April 9, 2026 · 0 Comments
By Constance Scrafield
The Achill Choral Society (ACS) is currently on the hunt for a new conductor. After nearly nine years, Shawn Grenke is retiring from his position as artistic director and conductor. He has been offered to take on the role of conductor for the Peterborough Singers.
Grenke talked to the Citizen while driving to Brock University, where he teaches choral conducting, late last week.
“I’m moving on to the Peterborough Singers – their founding conductor is retiring. I saw their ad and decided to apply just to see what would happen, and they got back to me,” he said.
The Peterborough Singers are a choir of 130 members, “singing with full orchestras and doing bigger works,” Grenke added, expressing his enthusiasm for the challenges ahead.
He said it felt like a time for a change.
About ACS, he remarked, “I have grown the choir and now is a good time for someone else to come in and for me to grow as well. Achill is a very strong community.”
Officially, Grenke steps down at the end of June and takes up his new position with Peterborough on July 1.
The city of Peterborough has its own very active arts community. Living in Hamilton means that Grenke’s drive to Peterborough for rehearsals and concerts is about the same distance and time as it takes to attend the Orangeville-based ACS.

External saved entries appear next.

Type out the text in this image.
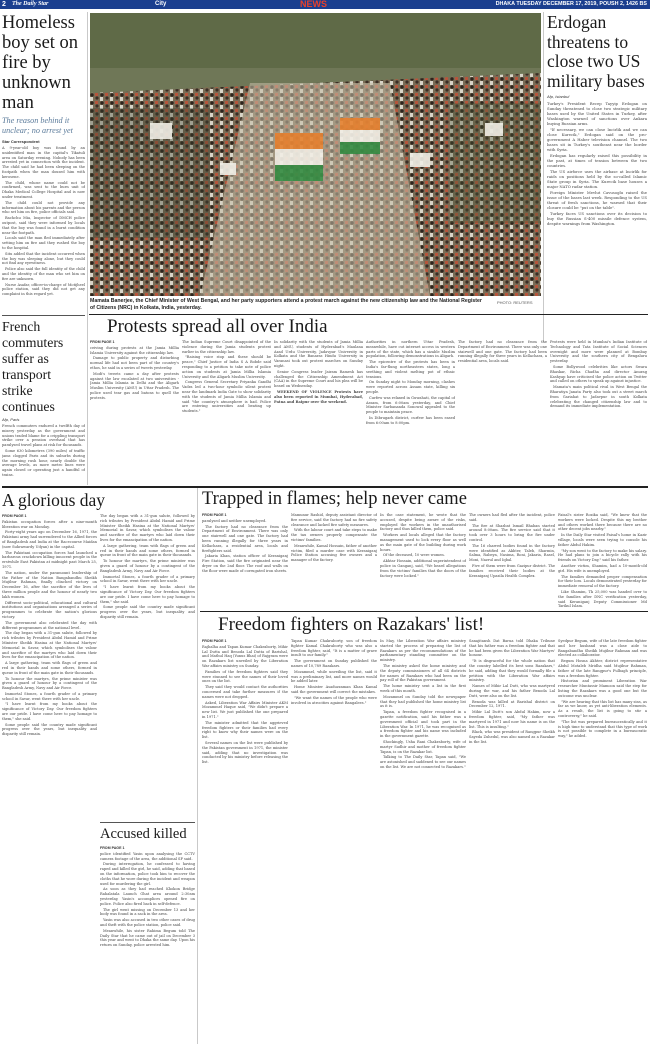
2 The Daily Star	City	NEWS	DHAKA TUESDAY DECEMBER 17, 2019, POUSH 2, 1426 BS
Homeless boy set on fire by unknown man
The reason behind it unclear; no arrest yet
Star Correspondent

A 9-year-old boy was found by an unidentified man in the capital's Tikatuli area on Saturday evening. Nobody has been arrested yet in connection with the incident. The child said he had been sleeping on the footpath when the man doused him with kerosene.

The child, whose name could not be confirmed, was sent to the burn unit of Dhaka Medical College Hospital and is now under treatment.

The child could not provide any information about his parents and the person who set him on fire, police officials said.

Bachchu Mia, Inspector of DMCH police outpost, said they were informed by locals that the boy was found in a burnt condition near the footpath.

Locals said the man fled immediately after setting him on fire and they rushed the boy to the hospital.

Situ added that the incident occurred when the boy was sleeping alone, but they could not find any eyewitness.

Police also said the full identity of the child and the identity of the man who set him on fire are unknown.

Nurse Asafar, officer-in-charge of Motijheel police station, said they did not get any complaint in this regard yet.

French commuters suffer as transport strike continues
Afp, Paris

French commuters endured a twelfth day of misery yesterday as the government and unions traded blame for a crippling transport strike over a pension overhaul that has paralysed travel plans at risk for thousands.

Some 630 kilometres (390 miles) of traffic jams clogged Paris and its suburbs during the morning rush hour, nearly double the average levels, as more metro lines were again closed or operating just a handful of trains.

Mamata Banerjee, the Chief Minister of West Bengal, and her party supporters attend a protest march against the new citizenship law and the National Register of Citizens (NRC) in Kolkata, India, yesterday.
PHOTO: REUTERS
Erdogan threatens to close two US military bases
Afp, Istanbul

Turkey's President Recep Tayyip Erdogan on Sunday threatened to close two strategic military bases used by the United States in Turkey, after Washington warned of sanctions over Ankara buying Russian arms.

"If necessary, we can close Incirlik and we can close Kurecik," Erdogan said on the pro-government A Haber television channel. The two bases sit in Turkey's southeast near the border with Syria.

Erdogan has regularly raised this possibility in the past, at times of tension between the two countries.

The US airforce uses the airbase at Incirlik for raids on positions held by the so-called Islamic State group in Syria. The Kurecik base houses a major NATO radar station.

Foreign Minister Mevlut Cavusoglu raised the issue of the bases last week. Responding to the US threat of fresh sanctions, he warned that their closure could be "put on the table".

Turkey faces US sanctions over its decision to buy the Russian S-400 missile defence system, despite warnings from Washington.

Protests spread all over India

FROM PAGE 1

ceiving during protests at the Jamia Millia Islamia University against the citizenship law.

Damage to public property and disturbing normal life had not been part of the country's ethos, he said in a series of tweets yesterday.

Modi's tweets came a day after protests against the law escalated at two universities - Jamia Millia Islamia in Delhi and the Aligarh Muslim University (AMU) in Uttar Pradesh. The police used tear gas and batons to quell the protests.

The Indian Supreme Court disappointed of the violence during the Jamia students protest earlier in the citizenship law.

"Raising voice stop and these should be peace," Chief Justice of India S A Bobde said responding to a petition to take note of police action on students at Jamia Millia Islamia University and the Aligarh Muslim University.

Congress General Secretary Priyanka Gandhi Vadra led a two-hour symbolic silent protest near the landmark India Gate to show solidarity with the students of Jamia Millia Islamia and said "the country's atmosphere is bad. Police are entering universities and beating up students."

In solidarity with the students of Jamia Millia and AMU, students of Hyderabad's Maulana Azad Urdu University, Jadavpur University in Kolkata and the Banaras Hindu University in Varanasi took out protest marches on Sunday night.

Senior Congress leader Jairam Ramesh has challenged the Citizenship Amendment Act (CAA) in the Supreme Court and his plea will be heard on Wednesday.

WEEKEND OF VIOLENCE Protests have also been reported in Mumbai, Hyderabad, Patna and Raipur over the weekend.

Authorities in northern Uttar Pradesh, meanwhile, have cut internet access in western parts of the state, which has a sizable Muslim population, following demonstrations in Aligarh.

The epicentre of the protests has been in India's far-flung northeastern states, long a seething and violent melting pot of ethnic tensions.

On Sunday night to Monday morning, clashes were reported across Assam state, killing six people.

Curfew was relaxed in Guwahati, the capital of Assam, from 6:00am yesterday, and Chief Minister Sarbananda Sonowal appealed to the people to maintain peace.

In Dibrugarh district, curfew has been eased from 6:00am to 8:00pm.

The factory had no clearance from the Department of Environment. There was only one stairwell and one gate. The factory had been running illegally for three years in Kellachara, a residential area, locals said.

Protests were held in Mumbai's Indian Institute of Technology and Tata Institute of Social Sciences overnight and more were planned at Bombay University and the southern city of Bengaluru yesterday.

Some Bollywood celebrities like actors Swara Bhaskar, Richa Chadha and director Anurag Kashyap have criticised the police action on Twitter and called on others to speak up against injustice.

Mamata's main political rival in West Bengal the Bharatiya Janata Party also took out a street march from Gariahat to Jadavpur in south Kolkata celebrating the changed citizenship law and to demand its immediate implementation.

A glorious day

FROM PAGE 1

Pakistan occupation forces after a nine-month liberation war on Monday.

Forty-eight years ago on December 16, 1971, the Pakistani army had surrendered to the Allied forces of Bangladesh and India at the Racecourse Maidan (now Suhrawardy Udyan) in the capital.

The Pakistani occupation forces had launched a barbarous crackdown killing innocent people in the erstwhile East Pakistan at midnight past March 25, 1971.

The nation, under the paramount leadership of the Father of the Nation Bangabandhu Sheikh Mujibur Rahman, finally clinched victory on December 16, after the sacrifice of the lives of three million people and the honour of nearly two lakh women.

Different socio-political, educational and cultural institutions and organisations arranged a series of programmes to celebrate the nation's glorious victory.

The government also celebrated the day with different programmes at the national level.

The day began with a 31-gun salute, followed by rich tributes by President Abdul Hamid and Prime Minister Sheikh Hasina at the National Martyrs' Memorial in Savar, which symbolises the valour and sacrifice of the martyrs who laid down their lives for the emancipation of the nation.

A large gathering, team with flags of green and red in their hands and some others, formed in queue in front of the main gate in their thousands.

To honour the martyrs, the prime minister was given a guard of honour by a contingent of the Bangladesh Army, Navy and Air Force.

Immortal Stones, a fourth grader of a primary school in Savar, went there with her uncle.

"I have learnt from my books about the significance of Victory Day. Our freedom fighters are our pride. I have come here to pay homage to them," she said.

Some people said the country made significant progress over the years, but inequality and disparity still remain.

The day began with a 31-gun salute, followed by rich tributes by President Abdul Hamid and Prime Minister Sheikh Hasina at the National Martyrs' Memorial in Savar, which symbolises the valour and sacrifice of the martyrs who laid down their lives for the emancipation of the nation.

A large gathering, team with flags of green and red in their hands and some others, formed in queue in front of the main gate in their thousands.

To honour the martyrs, the prime minister was given a guard of honour by a contingent of the Bangladesh Army, Navy and Air Force.

Immortal Stones, a fourth grader of a primary school in Savar, went there with her uncle.

"I have learnt from my books about the significance of Victory Day. Our freedom fighters are our pride. I have come here to pay homage to them," she said.

Some people said the country made significant progress over the years, but inequality and disparity still remain.

Accused killed

FROM PAGE 1

police identified Yasin upon analysing the CCTV camera footage of the area, the additional SP said.

During interrogation, he confessed to having raped and killed the girl, he said, adding that based on the information, police took him to recover the cloths that he wore during the incident and weapon used for murdering the girl.

As soon as they had reached Khokon Bridge Rahalatala Launch Ghat area around 2:30am yesterday, Yasin's accomplices opened fire on police. Police also fired back in self-defence.

The girl went missing on December 13 and her body was found in a sack in the area.

Yasin was also accused in two other cases of drug and theft with the police station, police said.

Meanwhile, his sister Rahima Begum told The Daily Star that he came out of jail on December 3 this year and went to Dhaka the same day. Upon his return on Sunday, police arrested him.

Trapped in flames; help never came

FROM PAGE 1

paralysed and neither unemployed.

The factory had no clearance from the Department of Environment. There was only one stairwell and one gate. The factory had been running illegally for three years in Kellachara, a residential area, locals and firefighters said.

Jakaria Khan, station officer of Keraniganj Fire Station, said the fire originated near the dryer on the 2nd floor. The roof and walls on the floor were made of corrugated iron sheets.

Mamunur Rashid, deputy assistant director of fire service, said the factory had no fire safety clearance and lacked fire safety measures.

With the labour court and take steps to make the tax owners properly compensate the victims' families.

Meanwhile, Kamal Hossain, father of another victim, filed a murder case with Keraniganj Police Station accusing five owners and a manager of the factory.

In the case statement, he wrote that the accused, despite being aware of the risks, employed the workers in the unauthorised factory and thus killed them, police said.

Workers and locals alleged that the factory management used to lock every floor as well as the main gate of the building during work hours.

Of the deceased, 10 were women.

Akhtar Hossain, additional superintendent of police in Ganganj, said, "We heard allegations from the victims' families that the doors of the factory were locked."

The owners had fled after the incident, police said.

The fire at Shazbat Ismail Bhaban started around 8:00am. The fire service said that it took over 3 hours to bring the fire under control.

The 16 charred bodies found in the factory were identified as Akhter, Taleb, Sharmin, Salma, Rabeya, Nasima, Roni, Jakaria, Rasel, Moni, Nazrul and Iqbal.

Five of them were from Gazipur district. The families received their bodies at the Keraniganj Upazila Health Complex.

Faisal's sister Rozika said, "We knew that the workers were locked. Despite this my brother and others worked there because there are no other decent jobs nearby."

In the Daily Star visited Faisal's home in Kazir village, locals were seen trying to console his father Abdul Hakim.

"My son went to the factory to make his salary. He had plans to join a bicycle rally with his friends on Victory Day," said his father.

Another victim, Shamim, had a 10-month-old girl. His wife is unemployed.

The families demanded proper compensation for their loss. Locals demonstrated yesterday for immediate removal of the factory.

Like Shamim, Tk 25,000 was handed over to the families after DNC verification yesterday, said Keraniganj Deputy Commissioner Md Tarikul Islam.

Freedom fighters on Razakars' list!

FROM PAGE 1

Rajbalha and Tapan Kumar Chakraborty, Mihir Lal Dutta and Benoda Lal Dutta of Barishal, and Mathul Haq (Yunus Bhai) of Rajgram were on Razakars list unveiled by the Liberation War affairs ministry on Sunday.

Families of the freedom fighters said they were stunned to see the names of their loved ones on the list.

They said they would contact the authorities concerned and take further measures if the names were not dropped.

Asked, Liberation War Affairs Minister AKM Mozammel Haque said, "We didn't prepare a new list. We just published the one prepared in 1971."

The minister admitted that the aggrieved freedom fighters or their families had every right to know why their names were on the list.

Several names on the list were published by the Pakistan government in 1971, the minister said, adding that no investigation was conducted by his ministry before releasing the list.

Tapan Kumar Chakraborty, son of freedom fighter Kamal Chakraborty who was also a freedom fighter, said, "It is a matter of grave insult to our family."

The government on Sunday published the names of 10,789 Razakars.

Mozammel, while unveiling the list, said it was a preliminary list, and more names would be added later.

Home Minister Asaduzzaman Khan Kamal said the government will correct the mistakes.

"We want the names of the people who were involved in atrocities against Bangalees."

In May, the Liberation War affairs ministry started the process of preparing the list of Razakars as per the recommendations of the parliamentary standing committee on the ministry.

The ministry asked the home ministry and the deputy commissioners of all 64 districts for names of Razakars who had been on the pay roll of the Pakistan government.

The home ministry sent a list in the first week of this month.

Mozammel on Sunday told the newspaper that they had published the home ministry list as it is.

Tapan, a freedom fighter recognised in a gazette notification, said his father was a government official and took part in the Liberation War. In 1971, he was recognised as a freedom fighter and his name was included in the government gazette.

Shockingly, Usha Rani Chakraborty, wife of martyr Sudhir and mother of freedom fighter Tapan, is on the Razakar list.

Talking to The Daily Star, Tapan said, "We are astonished and saddened to see our names on the list. We are not connected to Razakars."

Sanajitansh Dat Barua told Dhaka Tribune that his father was a freedom fighter and that he had been given the Liberation War Martyrs' honour.

"It is disgraceful for the whole nation that the country labelled its best sons Razakars," he said, adding that they would formally file a petition with the Liberation War affairs ministry.

Names of Mihir Lal Dutt, who was martyred during the war, and his father Benoda Lal Dutt, were also on the list.

Benoda was killed at Barishal district on December 12, 1971.

Mihir Lal Dutt's son Abdul Hakim, now a freedom fighter, said, "My father was martyred in 1971 and now his name is on the list. This is insulting."

Black, who was president of Rangpur Sheikh Sayeda Zuhedul, was also named as a Razakar in the list.

Syedpur Begum, wife of the late freedom fighter and her husband was a close aide to Bangabandhu Sheikh Mujibur Rahman and was elected as collaborator.

Begum Hosna Akhter, district representative Abdul Motaleb Mridha said Mujibur Rahman, father of the late Rangpur's Fulbagh principle, was a freedom fighter.

Historian and prominent Liberation War researcher Muntassir Mamoon said the step for listing the Razakars was a good one but the outcome was unclear.

"We are hearing that this list has many sins, as far as we know, as yet anti-liberation elements. As a result, the list is going to stir a controversy," he said.

"The list was prepared bureaucratically and it is high time to understand that this type of work is not possible to complete in a bureaucratic way," he added.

Before the changes in Grenke’s and the ACS’s lives is their upcoming Return to Spring concert on April 26 at Westminster Church. The program is an interesting collection of music, and Grenke was happy to discuss it.
“It begins with Haydn’s Lord Nelson Mass,” he said. “Its nickname is Mass of Troubled Times and it is absolutely beautiful. The piece will be accompanied by piano and organ and features four soloists.”
He went on to promise selections from The Pirates of Penzance by the beloved Gilbert and Sullivan, David Brunner’s Earthsongs and selections from Rodgers and Hammerstein’s The Sound of Music.
From his almost nine years with ACS, Grenke has learned how important a sense of community is; how it makes the music better, saying that originally he was with Achill for just one concert, filling in the need when the previous conductor stepped down in 2017. And then, he stayed on.
“We kept the choir together during Covid,” he said. “And that meant the choir stayed together. There were other choirs that never came back and we had a turnover of thirty percent, with many new singers after Covid.”
From childhood singing in a children’s church choir in Belleville, Ontario, Grenke’s life has been wrapped in choral music, and as his skills developed, he later toured with his choir to Germany and Holland, where his choir won prizes.
Within ACS, they are his friends, and the choir is like a second family.
“The decision to leave wasn’t easy,” was his comment. “Leaving is challenging.”
It was his grandfather who reminded Grenke that health, money and time are staples, and with each window of opportunity, you can get all three. If you have the opportunity to travel, you should take it, the sage opined.
For Family Day, Grenke took a week and went to Mexico. “But the city was being burnt by the Cartel – they were only targeting the government people, not other people – it was haunting to see…”
After the Return to Spring concert, Grenke has invited ACS to come to Toronto to join with the Eglinton-St. George Church choir in Toronto, which he also directs, in the performance of Haydn’s Third Mass, on May 3. They will sing with a full orchestra. Even a bus “to and from” for the chorus has been organized.
As Grenke said, “It will be very exciting, with well over a hundred singers.”
For tickets to the Return to Spring concert at Westminster United Church on April 26, go to www.achillchoralsociety.ca or in person at BookLore on First Street.